Figure 2 shows the relationship between three additional definitions. The first definition derives from the report “The experience industry 2003—statistics and comparisons”, published by the Swedish organization the Knowledge Foundation in 2003. The primary focus of the report was Sweden, and it gained wide recognition in the mid 2000s. The difference between the definition used in this report, as well as the definitions discussed here, and the definition presented by the Knowledge Foundation is that the tourism industry and the food sector are excluded in the latter. Together, the two sectors made up 38 percent of the experience industry as a whole. Another difference is that the fashion sector is included in the Knowledge Foundation’s definition, and not in the two definitions used in this report.
Figure 2. The relationship between different definitions.
(KK-stiftelsen = the Knowledge Foundation)
The second definitions was presented in the report “Guide on surveying the economic contribution by the copyright-based industries”, published in 2003 by the UN agency World Intellectual Property Organization (WIPO), which is dedicated to the use of intellectual property. This definition includes sectors where copyright is central. Unlike ECO and ESSnet, an important sector that is included by WIPO is the telecommunications sector. However, WIPO does not include museums and cultural heritage institutions.
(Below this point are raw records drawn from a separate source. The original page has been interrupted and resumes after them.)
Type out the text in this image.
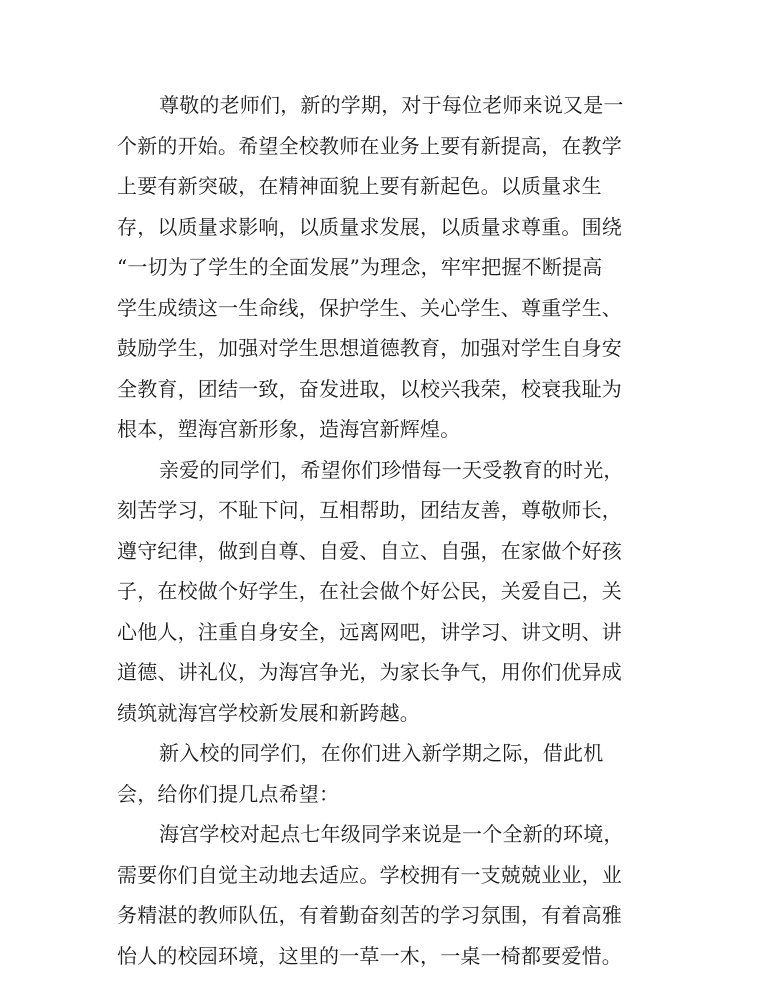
尊敬的老师们，新的学期，对于每位老师来说又是一
个新的开始。希望全校教师在业务上要有新提高，在教学
上要有新突破，在精神面貌上要有新起色。以质量求生
存，以质量求影响，以质量求发展，以质量求尊重。围绕
“一切为了学生的全面发展”为理念，牢牢把握不断提高
学生成绩这一生命线，保护学生、关心学生、尊重学生、
鼓励学生，加强对学生思想道德教育，加强对学生自身安
全教育，团结一致，奋发进取，以校兴我荣，校衰我耻为
根本，塑海宫新形象，造海宫新辉煌。
亲爱的同学们，希望你们珍惜每一天受教育的时光，
刻苦学习，不耻下问，互相帮助，团结友善，尊敬师长，
遵守纪律，做到自尊、自爱、自立、自强，在家做个好孩
子，在校做个好学生，在社会做个好公民，关爱自己，关
心他人，注重自身安全，远离网吧，讲学习、讲文明、讲
道德、讲礼仪，为海宫争光，为家长争气，用你们优异成
绩筑就海宫学校新发展和新跨越。
新入校的同学们，在你们进入新学期之际，借此机
会，给你们提几点希望：
海宫学校对起点七年级同学来说是一个全新的环境，
需要你们自觉主动地去适应。学校拥有一支兢兢业业，业
务精湛的教师队伍，有着勤奋刻苦的学习氛围，有着高雅
怡人的校园环境，这里的一草一木，一桌一椅都要爱惜。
The third definition was used in the influential report “The economy of culture in Europe” (ECIE), published in 2006 by the consultancy KEA on behalf of the EU Commission’s Directorates-General for Education and Culture. In line with the definition by the Knowledge Foundation, ECIE include the fashion sector.
During the years when these reports have been published (2003-2010), the Swedish industrial classification codes, the SNI-codes, have been updated twice. We have, because of this, been forced to update these definitions to SNI 2007. Thus, there might be some irregularities with the definitions originally published in the reports.
Figure 3 compares the results for added value in Sweden, 2010, according to the different definitions.
Figure 3. The size of the creative industries after added value, in Sweden 2010, SEK billion.
(KK-stiftelsen = the Knowledge Foundation)
The cultural and creative sector in Sweden
Below, some of the most important results for the creative industries in Sweden are presented. These numbers follow the definition used by the European Cluster Observatory.
Entrepreneurship and employees
In Sweden, 177,000 businesses are part of the cultural and creative sector — a figure that increased by approximately 5.4 percent a year in the period between 2008 and 2010. Close to 83 percent of all businesses are sole proprietorships and 98 percent have less than ten employees. More than 146,000 are employed within the creative industries, but only 0.1 percent of the businesses have more than 200 or more employees.
Turnover and GDP contributions
The turnover for the cultural and creative sector in Sweden, 2010, was approximately SEK 285 billion. The sector contributed to Sweden’s GDP with 3.3 percent.
In 2010, the growth for the creative industries was 5.5 percent. However, between 2008 and 2010 growth has shifted enormously.